Siapa yang mau mengakui telah dipermalukan dan dipukuli? Diperlakukan sebagai manusia rendahan adalah rahasia yang memalukan bagi kebanyakan orang. Lyse memahami hal itu, itulah sebabnya dia ingin Seren berterus terang.

Ini mungkin terkait dengan serangan terhadap Lyse, jadi dia ingin Seren bergabung dengan pihak mereka. Tetapi dia perlu Seren untuk terbuka terlebih dahulu sebelum kekaisaran dapat membantunya. Razanate memiliki kekuasaan besar atas negara-negara bawahannya dan dapat dengan mudah menerima Seren di wilayahnya sendiri. Tidak masalah bahwa Seren adalah anak angkat seorang pangeran—yang penting adalah dia bersedia untuk berubah. Itulah mengapa Lyse harus mendesaknya, meskipun itu menyakitkan.

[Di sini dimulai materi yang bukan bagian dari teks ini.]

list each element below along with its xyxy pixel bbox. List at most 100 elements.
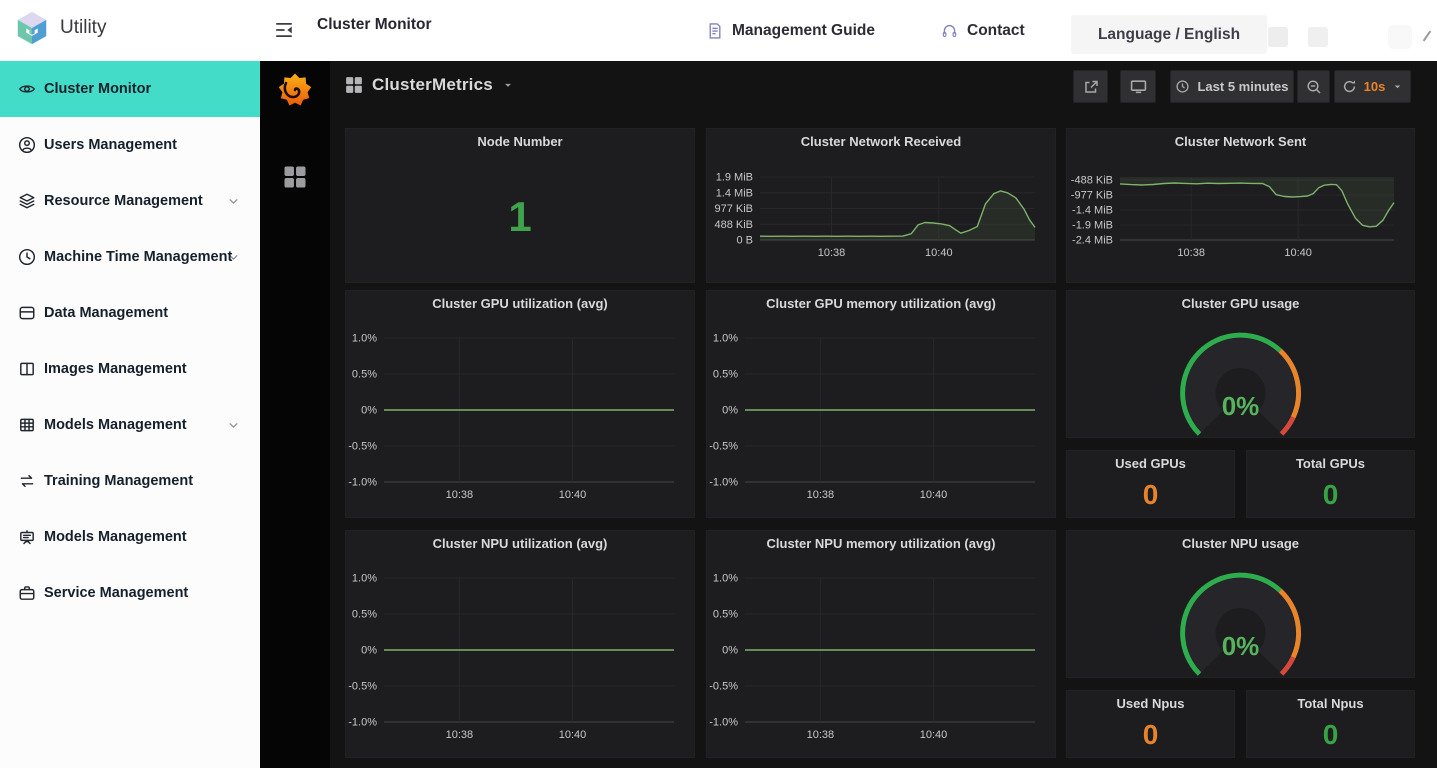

“Kemurahan hati Yang Mulia tidak mengenal batas. Kekuatannya sedemikian rupa sehingga ia dapat menunjukkan belas kasihan kepada mereka yang lebih lemah darinya. Saya yakin ia dapat membantu Anda.”

Kesepakatan itu harus saling menguntungkan. Kekaisaran membutuhkan informasi yang dimiliki Seren tentang teroris Donan, yang akan sangat membantu meyakinkan bangsawan kekaisaran bahwa dia layak dilindungi.

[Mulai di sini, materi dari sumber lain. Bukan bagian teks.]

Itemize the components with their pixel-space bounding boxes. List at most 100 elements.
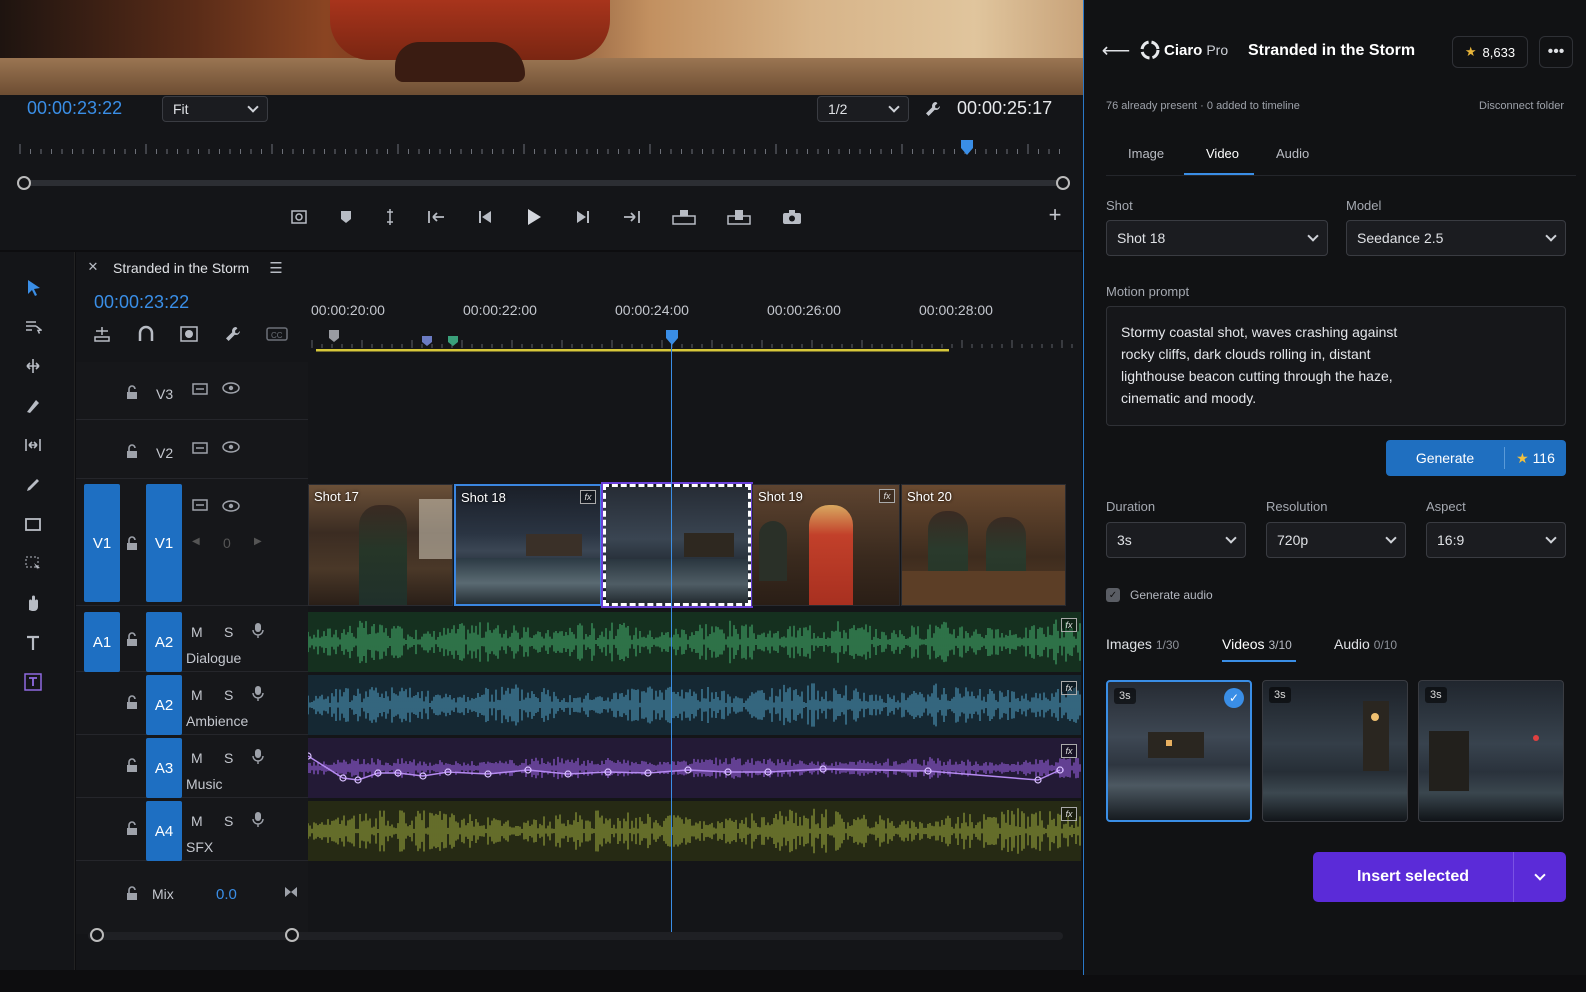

“Aku akan melakukan semua yang aku bisa untuk mendukungmu, dan aku yakin tunanganku akan melakukan hal yang sama. Aku mohon, percayalah pada kami,” pinta Lyse kepadanya.

Dia sudah bersikap seterbuka mungkin, dan sekarang giliran Seren yang harus menjawab. Menghujaninya dengan pertanyaan lebih lanjut hanya akan membingungkannya, jadi dia dengan tenang menunggu jawabannya.

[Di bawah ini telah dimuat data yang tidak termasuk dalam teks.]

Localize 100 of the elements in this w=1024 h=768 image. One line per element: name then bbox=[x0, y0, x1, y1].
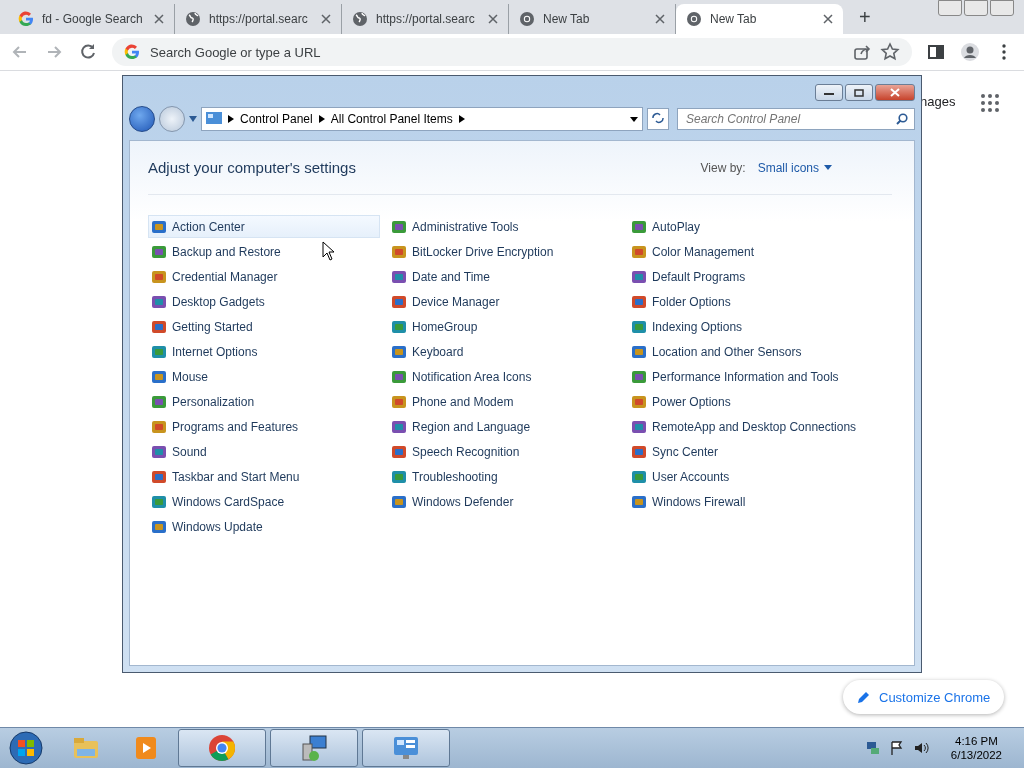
close-icon[interactable] bbox=[488, 14, 498, 24]
settings-link[interactable]: Internet Options bbox=[148, 340, 380, 363]
clock-time[interactable]: 4:16 PM bbox=[955, 735, 998, 747]
settings-link[interactable]: Date and Time bbox=[388, 265, 620, 288]
applet-icon bbox=[151, 493, 167, 510]
star-icon[interactable] bbox=[880, 42, 900, 62]
applet-icon bbox=[151, 293, 167, 310]
chevron-icon[interactable] bbox=[228, 115, 234, 123]
applet-icon bbox=[631, 318, 647, 335]
browser-tab[interactable]: https://portal.searc bbox=[342, 4, 509, 34]
applet-icon bbox=[631, 268, 647, 285]
applet-icon bbox=[631, 443, 647, 460]
settings-link[interactable]: HomeGroup bbox=[388, 315, 620, 338]
browser-tab[interactable]: https://portal.searc bbox=[175, 4, 342, 34]
settings-link[interactable]: Keyboard bbox=[388, 340, 620, 363]
settings-link[interactable]: Troubleshooting bbox=[388, 465, 620, 488]
close-icon[interactable] bbox=[321, 14, 331, 24]
page-heading: Adjust your computer's settings bbox=[148, 159, 357, 176]
settings-link[interactable]: Windows Update bbox=[148, 515, 380, 538]
settings-link[interactable]: Color Management bbox=[628, 240, 860, 263]
settings-link[interactable]: BitLocker Drive Encryption bbox=[388, 240, 620, 263]
applet-icon bbox=[631, 293, 647, 310]
history-dropdown-icon[interactable] bbox=[189, 116, 197, 122]
settings-link[interactable]: Device Manager bbox=[388, 290, 620, 313]
settings-link[interactable]: Programs and Features bbox=[148, 415, 380, 438]
settings-link[interactable]: Credential Manager bbox=[148, 265, 380, 288]
settings-link[interactable]: Windows CardSpace bbox=[148, 490, 380, 513]
speaker-icon[interactable] bbox=[912, 740, 929, 756]
back-button[interactable] bbox=[129, 106, 155, 132]
settings-link[interactable]: Windows Firewall bbox=[628, 490, 860, 513]
settings-link[interactable]: Phone and Modem bbox=[388, 390, 620, 413]
flag-icon[interactable] bbox=[888, 740, 905, 756]
applet-icon bbox=[391, 293, 407, 310]
settings-link[interactable]: Sync Center bbox=[628, 440, 860, 463]
view-by-dropdown[interactable]: Small icons bbox=[757, 160, 832, 175]
settings-link[interactable]: Indexing Options bbox=[628, 315, 860, 338]
customize-chrome-button[interactable]: Customize Chrome bbox=[843, 680, 1005, 714]
close-icon[interactable] bbox=[823, 14, 833, 24]
close-button[interactable] bbox=[875, 84, 915, 101]
settings-link[interactable]: Taskbar and Start Menu bbox=[148, 465, 380, 488]
window-controls-drawing[interactable] bbox=[936, 0, 1014, 16]
refresh-button[interactable] bbox=[647, 108, 669, 130]
search-icon bbox=[896, 113, 908, 125]
chevron-icon[interactable] bbox=[318, 115, 325, 123]
settings-link[interactable]: Location and Other Sensors bbox=[628, 340, 860, 363]
settings-link[interactable]: Folder Options bbox=[628, 290, 860, 313]
browser-tab[interactable]: New Tab bbox=[509, 4, 676, 34]
new-tab-button[interactable]: + bbox=[853, 5, 877, 30]
applet-icon bbox=[391, 268, 407, 285]
settings-link[interactable]: Personalization bbox=[148, 390, 380, 413]
settings-link[interactable]: Getting Started bbox=[148, 315, 380, 338]
reload-icon[interactable] bbox=[78, 42, 98, 62]
chevron-icon[interactable] bbox=[458, 115, 465, 123]
settings-link[interactable]: Mouse bbox=[148, 365, 380, 388]
applet-icon bbox=[151, 393, 167, 410]
apps-grid-icon[interactable] bbox=[980, 93, 1000, 113]
settings-link[interactable]: RemoteApp and Desktop Connections bbox=[628, 415, 860, 438]
settings-link[interactable]: AutoPlay bbox=[628, 215, 860, 238]
settings-link[interactable]: Windows Defender bbox=[388, 490, 620, 513]
profile-icon[interactable] bbox=[960, 42, 980, 62]
close-icon[interactable] bbox=[154, 14, 164, 24]
settings-link[interactable]: Performance Information and Tools bbox=[628, 365, 860, 388]
address-bar[interactable]: Control Panel All Control Panel Items bbox=[201, 107, 643, 131]
address-bar[interactable]: Search Google or type a URL bbox=[112, 38, 912, 66]
breadcrumb-item[interactable]: All Control Panel Items bbox=[330, 112, 453, 126]
search-box[interactable]: Search Control Panel bbox=[677, 108, 915, 130]
applet-icon bbox=[151, 518, 167, 535]
taskbar-button[interactable] bbox=[270, 729, 358, 767]
start-button[interactable] bbox=[8, 730, 44, 766]
applet-icon bbox=[391, 393, 407, 410]
breadcrumb-item[interactable]: Control Panel bbox=[240, 112, 313, 126]
close-icon[interactable] bbox=[655, 14, 665, 24]
taskbar-button[interactable] bbox=[178, 729, 266, 767]
omnibox-input[interactable]: Search Google or type a URL bbox=[148, 43, 844, 61]
maximize-button[interactable] bbox=[845, 84, 873, 101]
settings-link[interactable]: Administrative Tools bbox=[388, 215, 620, 238]
settings-link[interactable]: Action Center bbox=[148, 215, 380, 238]
applet-icon bbox=[631, 393, 647, 410]
settings-link[interactable]: User Accounts bbox=[628, 465, 860, 488]
settings-link[interactable]: Region and Language bbox=[388, 415, 620, 438]
applet-icon bbox=[631, 418, 647, 435]
taskbar-button[interactable] bbox=[362, 729, 450, 767]
applet-icon bbox=[391, 343, 407, 360]
share-icon[interactable] bbox=[852, 42, 872, 62]
settings-link[interactable]: Notification Area Icons bbox=[388, 365, 620, 388]
control-panel-icon bbox=[206, 112, 222, 126]
globe-icon bbox=[185, 11, 201, 27]
applet-icon bbox=[151, 218, 167, 235]
browser-tab[interactable]: New Tab bbox=[676, 4, 843, 34]
browser-tab[interactable]: fd - Google Search bbox=[8, 4, 175, 34]
side-panel-icon[interactable] bbox=[926, 42, 946, 62]
settings-link[interactable]: Desktop Gadgets bbox=[148, 290, 380, 313]
settings-link[interactable]: Speech Recognition bbox=[388, 440, 620, 463]
dropdown-icon[interactable] bbox=[630, 116, 638, 122]
settings-link[interactable]: Default Programs bbox=[628, 265, 860, 288]
settings-link[interactable]: Sound bbox=[148, 440, 380, 463]
clock-date[interactable]: 6/13/2022 bbox=[950, 749, 1002, 761]
minimize-button[interactable] bbox=[815, 84, 843, 101]
network-icon[interactable] bbox=[864, 740, 881, 756]
settings-link[interactable]: Power Options bbox=[628, 390, 860, 413]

Ia menatap pangkuannya sebelum melirik Sidis sekilas. Akhirnya, dengan ragu-ragu, ia memberanikan diri berbicara. “Aku seorang pendosa.”

“Bagaimana?” tanya Lyse untuk meminta klarifikasi.

“Aku telah melakukan hal-hal buruk. Kurasa ini penebusan dosa. Aku pantas menerima semua hinaan yang ditujukan padaku—baik verbal maupun fisik. Ini tidak ada hubungannya dengan anjing kecil ini,” akunya, sambil mengulurkan tangan ke arah Sidis. “Aku benar-benar mencintai anjing. Aku tidak akan bisa memaafkan diriku sendiri jika melibatkan anjing sungguhan atau bahkan monster anjing dalam hal ini, jadi aku akan menjauhkanmu dari masalah ini mulai sekarang. Adapun kamu, Nona Lyse, terima kasih atas kepedulianmu.”

Seren meletakkan tangannya di punggung Sidis dan mulai perlahan mengelusnya. Saat itu juga, Sidis berbalik menghadapnya.

“Apa…oof…” Sejenak, Sidis lupa bahwa dia dalam wujud anjing dan membuka mulutnya untuk berbicara, tetapi dia dengan cepat menutupnya kembali. Seren merasa ini aneh, tetapi sambil memiringkan kepalanya dengan curiga…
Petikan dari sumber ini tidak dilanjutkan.